Blog post by Shaun Campbell (5 minute read) – Saturday 3rd July 2021
Arthur Wharton World Record
Today marks the 135th anniversary of a remarkable day in history.
On 3rd July, 1886, Arthur Wharton became the worlds first official fastest man on the planet. The 100 yard World Record was set which stood for over 30 years.
The Arthur Wharton Foundation Celebration Video is in commemoration of that historic day.
The video is introduced by way of a short video to the first verse of ‘Song for Arthur’, written by James ‘Jimmy Blue’ Emmerson, from Darlington.
Produced by yours truly, sung by the great Ruby Turner MBE and accompanied by Jazz Pianist Dean Stockdale (also from Darlington), the music and lyrics are set against the back drop of the filming of the now iconic Mural of Arthur Wharton in Darlington. This video production was kindly put together for us, by our friends and allies, at BT Sport.
So Remember The Name: “ARTHUR WHARTON”
World Record at Stamford Bridge
Competing under the banner of Darlington Cricket Club, Arthur travelled to Stamford Bridge, London (now historic home to Chelsea Football Club) to compete in the AAA National Championships. He won his 100yds heat by six yards and only half an hour later, in front of 2000 people, lined up for the final.
He won by a yard from Charles Wood who was half a yard in front of Frank Richie. By reaching the tape first the Arthur Wharton secured the Prince Hassan Cup worth £50, first presented in 1871. Arthur’s winning time of 10 seconds made him the talking point of the day. Incredible that this time had been achieved in BOTH heat and final – on the same afternoon – added further stature to this speed phenomenon.
A contemporary report helps us capture what was seen as an exotic and fantastic occasion on account of Arthur’s participation. Although it self-consciously respects Arthur’s “otherness” it at the same time illustrates the growing (and sadly continuing) habit of assuming different physiological attributes in people of colour.
Wharton is a gentleman from very sunny climes, and by no means a representative Englishman in appearance. If not a champion to look at, he is an extremely good one to go, and his colonial exhibition is very fine … he has a long, low stride, he does not seem to get on his toes in the style to which we are accustomed. I make some allowance for optical illusion, because on Saturday he wore untanned or unblacked [shoes] … of a brown some shades lighter than his complexion. These arrangements in colour caused the observer who was not very sharp to believe that the man was running barefoot, whereas he had merely fitted himself with nearly flesh-coloured pumps … His style of running is associated with men of colour, who as a rule have a good deal of heel.
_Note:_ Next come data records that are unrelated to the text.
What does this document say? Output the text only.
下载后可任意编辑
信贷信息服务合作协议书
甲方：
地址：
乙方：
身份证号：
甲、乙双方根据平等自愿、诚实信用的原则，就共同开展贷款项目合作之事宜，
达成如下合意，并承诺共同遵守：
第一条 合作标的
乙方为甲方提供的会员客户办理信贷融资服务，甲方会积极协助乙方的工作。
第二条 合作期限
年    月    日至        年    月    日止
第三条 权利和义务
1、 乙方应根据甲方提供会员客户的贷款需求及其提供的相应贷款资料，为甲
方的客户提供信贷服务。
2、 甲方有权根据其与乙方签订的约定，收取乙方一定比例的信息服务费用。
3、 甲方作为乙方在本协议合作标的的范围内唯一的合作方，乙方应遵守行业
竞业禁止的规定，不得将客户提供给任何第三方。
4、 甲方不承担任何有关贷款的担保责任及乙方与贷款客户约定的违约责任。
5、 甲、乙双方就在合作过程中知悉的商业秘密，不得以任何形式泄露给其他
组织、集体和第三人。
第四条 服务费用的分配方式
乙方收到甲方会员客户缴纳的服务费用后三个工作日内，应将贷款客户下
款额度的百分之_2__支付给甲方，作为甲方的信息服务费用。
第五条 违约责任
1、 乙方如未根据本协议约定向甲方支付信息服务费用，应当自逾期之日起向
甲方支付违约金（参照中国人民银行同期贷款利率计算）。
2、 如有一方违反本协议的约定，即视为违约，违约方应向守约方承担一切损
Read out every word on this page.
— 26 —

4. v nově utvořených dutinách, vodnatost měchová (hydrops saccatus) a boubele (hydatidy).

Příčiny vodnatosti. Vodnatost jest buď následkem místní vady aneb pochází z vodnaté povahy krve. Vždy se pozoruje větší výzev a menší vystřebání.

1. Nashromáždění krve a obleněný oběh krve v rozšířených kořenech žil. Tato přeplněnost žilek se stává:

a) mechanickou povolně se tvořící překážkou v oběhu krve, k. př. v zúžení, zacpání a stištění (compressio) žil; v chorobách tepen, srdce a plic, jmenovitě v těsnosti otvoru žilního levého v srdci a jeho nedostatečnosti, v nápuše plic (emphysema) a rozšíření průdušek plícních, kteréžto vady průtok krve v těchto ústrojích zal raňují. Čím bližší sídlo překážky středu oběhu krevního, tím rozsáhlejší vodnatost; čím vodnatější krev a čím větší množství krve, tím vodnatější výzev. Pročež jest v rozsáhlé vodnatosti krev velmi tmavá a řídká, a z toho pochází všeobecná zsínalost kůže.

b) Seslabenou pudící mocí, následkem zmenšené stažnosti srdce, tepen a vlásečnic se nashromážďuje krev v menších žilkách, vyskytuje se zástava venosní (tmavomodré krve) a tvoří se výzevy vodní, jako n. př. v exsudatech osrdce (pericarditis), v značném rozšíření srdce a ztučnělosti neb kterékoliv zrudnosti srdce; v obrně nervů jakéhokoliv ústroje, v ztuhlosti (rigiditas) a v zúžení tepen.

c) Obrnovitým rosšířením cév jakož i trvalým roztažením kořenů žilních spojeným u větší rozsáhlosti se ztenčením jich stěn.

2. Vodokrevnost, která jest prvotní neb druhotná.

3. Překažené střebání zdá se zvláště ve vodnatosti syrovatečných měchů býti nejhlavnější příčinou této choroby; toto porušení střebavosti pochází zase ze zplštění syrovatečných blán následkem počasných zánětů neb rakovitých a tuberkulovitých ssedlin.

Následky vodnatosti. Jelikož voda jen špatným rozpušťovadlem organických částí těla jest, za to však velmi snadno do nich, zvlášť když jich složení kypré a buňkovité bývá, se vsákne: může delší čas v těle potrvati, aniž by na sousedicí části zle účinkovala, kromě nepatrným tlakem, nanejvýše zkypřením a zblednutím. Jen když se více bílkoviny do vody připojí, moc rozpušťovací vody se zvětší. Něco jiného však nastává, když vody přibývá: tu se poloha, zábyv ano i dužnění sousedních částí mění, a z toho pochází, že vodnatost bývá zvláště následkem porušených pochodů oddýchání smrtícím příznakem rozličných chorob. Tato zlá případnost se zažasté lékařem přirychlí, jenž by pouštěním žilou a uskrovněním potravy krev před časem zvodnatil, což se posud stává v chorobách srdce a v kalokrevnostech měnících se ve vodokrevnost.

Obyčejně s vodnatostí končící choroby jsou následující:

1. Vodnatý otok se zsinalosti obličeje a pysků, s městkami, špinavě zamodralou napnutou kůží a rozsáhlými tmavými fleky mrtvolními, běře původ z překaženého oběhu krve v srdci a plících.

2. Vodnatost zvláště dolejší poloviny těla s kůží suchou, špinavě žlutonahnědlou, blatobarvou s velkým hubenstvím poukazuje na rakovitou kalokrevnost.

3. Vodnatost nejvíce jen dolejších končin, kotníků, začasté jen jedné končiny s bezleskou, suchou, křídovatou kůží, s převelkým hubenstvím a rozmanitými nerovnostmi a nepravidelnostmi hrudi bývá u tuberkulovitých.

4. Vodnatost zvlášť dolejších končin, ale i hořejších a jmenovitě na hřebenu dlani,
Wharton is a brunette of pronounced complexion …
source: Darlington and Stockton Times, 17th July 1886
The Prince Hassan Pacha Cup
For a number of years this revered, now iconic trophy remained hidden in the basement of an athletics official. I remember the very day when I found that historic Prince Hassan Pacha Cup which Arthur won in 1886, and again in 1887. It was a ‘hallelujah’ moment. It was deeply touching on an emotional level…because it also brought me personally closer to the great man himself.
It was a great find of an incredibly important piece of sporting history, not just for the Foundation, but also for England Athletics, the AAA and the IAAF.
In partnership with the Foundation, England Athletics announced this great find at their annual Hall of Fame Awards 2015, and invited me to speak on this very poignant, and significant occasion. There, behind me, on stage, was the very cup itself.
Historic winners followed Arthur
Emblazoned upon it, alongside Arthur’s name, were the names of all of those that had won it since, including; Linford Christie, Don Quarry, Alan Wells, Reggie Walker, Harold Abrams and Eric Liddle (the latter two of the film Chariots of Fire) – distinguished company indeed!
To find out more about all of those historic winners of the AAA and National Championship Medallists, in the 100 yards / 100 metres, you can visit National Union of Track Statisticians or this great article Arthur Wharton: First and fastest – written by Chris Lloyd, Northern Echo.
Usain Bolt connects to Arthur Wharton
In 2019, I had the great honour to connect Usain Bolt to this historic trophy, in a meeting at Chelsea Harbour Hotel, London. To see Usain Bolt holding the very same trophy that Arthur Wharton held, was a very special moment. Connecting the current 100m/200m World Record holder (Usain) and the first 100yd World Record holder (Arthur), through the trophy, is another example of the Foundation’s motto….“Connect the Present, to the Past, for the Future”.